Catherine of Siena was mentioned as a role model for you.  So, too, Dorothy Day who was not encouraged by the institutional church.
John Schibik
13 years 10 months ago

Dear America Editor:


 


Mission and Management


 


Kerry Robinson (2/14/11) spoke of the service rendered to Bishops and Priests for learning more sophisticated managerial, financial, and human resource knowledge and skills from the National Leadership Roundtable of Church Management (www.theleadershiproundtable.org).  Wonderful! What we now need is a greater openness from Bishops and Priests for learning more sophisticated means of Church Pastoral Mission. 

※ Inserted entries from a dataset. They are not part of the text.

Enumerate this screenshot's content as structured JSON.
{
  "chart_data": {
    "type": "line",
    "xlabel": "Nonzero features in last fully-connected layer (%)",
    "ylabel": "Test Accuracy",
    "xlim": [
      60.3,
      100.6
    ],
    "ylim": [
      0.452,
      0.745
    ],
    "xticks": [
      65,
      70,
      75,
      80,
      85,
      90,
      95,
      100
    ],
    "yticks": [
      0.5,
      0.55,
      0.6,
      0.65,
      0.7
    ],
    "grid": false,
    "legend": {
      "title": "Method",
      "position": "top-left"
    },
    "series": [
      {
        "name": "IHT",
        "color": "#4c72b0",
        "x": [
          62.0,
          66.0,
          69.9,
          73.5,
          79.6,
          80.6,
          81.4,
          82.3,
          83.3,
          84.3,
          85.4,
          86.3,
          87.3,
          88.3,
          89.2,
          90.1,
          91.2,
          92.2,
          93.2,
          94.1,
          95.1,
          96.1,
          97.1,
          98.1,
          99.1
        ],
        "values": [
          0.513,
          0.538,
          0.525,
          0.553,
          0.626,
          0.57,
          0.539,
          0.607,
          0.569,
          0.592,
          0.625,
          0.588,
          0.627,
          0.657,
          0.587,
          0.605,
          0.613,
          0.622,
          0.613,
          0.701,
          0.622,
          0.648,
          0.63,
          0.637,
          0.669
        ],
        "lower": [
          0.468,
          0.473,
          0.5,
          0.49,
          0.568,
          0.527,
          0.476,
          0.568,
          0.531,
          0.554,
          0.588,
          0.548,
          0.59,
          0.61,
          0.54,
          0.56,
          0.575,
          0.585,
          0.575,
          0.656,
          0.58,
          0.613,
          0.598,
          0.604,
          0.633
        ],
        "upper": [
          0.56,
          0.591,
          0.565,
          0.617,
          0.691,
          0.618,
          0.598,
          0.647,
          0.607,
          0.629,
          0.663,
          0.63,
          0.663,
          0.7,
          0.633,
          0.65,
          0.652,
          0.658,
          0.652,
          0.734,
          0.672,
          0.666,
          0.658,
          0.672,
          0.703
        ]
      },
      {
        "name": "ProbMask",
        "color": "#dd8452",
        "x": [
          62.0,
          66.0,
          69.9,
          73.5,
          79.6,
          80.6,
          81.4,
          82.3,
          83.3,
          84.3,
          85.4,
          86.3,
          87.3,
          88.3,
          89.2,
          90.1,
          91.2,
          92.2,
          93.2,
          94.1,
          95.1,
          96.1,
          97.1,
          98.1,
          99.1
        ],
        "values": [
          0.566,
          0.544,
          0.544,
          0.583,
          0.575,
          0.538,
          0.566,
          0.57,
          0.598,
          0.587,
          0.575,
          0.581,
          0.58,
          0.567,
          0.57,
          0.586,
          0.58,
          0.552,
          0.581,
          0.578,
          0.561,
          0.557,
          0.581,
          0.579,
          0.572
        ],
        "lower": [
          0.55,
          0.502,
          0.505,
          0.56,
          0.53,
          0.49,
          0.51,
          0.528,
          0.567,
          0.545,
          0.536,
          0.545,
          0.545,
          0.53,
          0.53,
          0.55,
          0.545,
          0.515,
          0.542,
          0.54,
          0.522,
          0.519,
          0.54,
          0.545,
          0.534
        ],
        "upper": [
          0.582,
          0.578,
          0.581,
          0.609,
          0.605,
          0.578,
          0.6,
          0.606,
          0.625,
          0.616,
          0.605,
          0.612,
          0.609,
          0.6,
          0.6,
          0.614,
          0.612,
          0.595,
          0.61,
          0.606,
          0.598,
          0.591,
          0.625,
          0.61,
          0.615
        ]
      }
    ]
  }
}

There is no church and no mission without the lay community-in-pastoral-action.  In the 1970-80s Pastoral Planning was largely a layperson’s opportunity to influence pastoral care at all levels of parish life.  The clerical order served to discern and oversee the talent of the laity in crafting policy, programs, procedures, and practices of pastoral care at the local level.   Documents from the NCCB provided foundational material for guiding local theologizing and pastoral designs. These pastoral processes were based on a clear perspective of saving relationships and principles of Jesus’ ministry of compassion, justice, reconciliation, justice, peace for human development.  In our time of crisis we need a national pastoral plan for lay mission and local pastoral planning for each parish. To initiate a national and local dialogue with laity on the future of the church the Bishops and Priests must enlist the expertise of those who plan for mission professionally. The Conference for Pastoral Planning and Council Development (www.cppcd.org) is available to train and consult.  The laity not only want to share in administration and management of church secular affairs, but have a right and responsibility to share in the interpretation and implementation of the saving mission of Jesus across the life span and across all real life concerns.  Without dialogue on the pastoral mission the Bishops cannot refocus the energy and imagination of the laity in these times of crisis.   The Bishops and Priests need to open their heart, mind, and spirit to the depth of talent, passion, and power of the laity available to them if we are to reclaim our fundamental mission to live the virtues of Jesus and his life of surrender in service for solidarity.


 


Jack Schibik, PhD


Naples, Florida


239 514 0676

David Smith
13 years 9 months ago
CRE (#1) writes:

"The crisis that brought  you to your current position was certainly a failure of management."

It was a failure in other places, as well.  The laity were largely silent when they had a duty to the Church to speak out.  I hope the Roundtable, in addition to giving business advice, isn't deferential where moral and ethical matters warrant speaking out forcefully.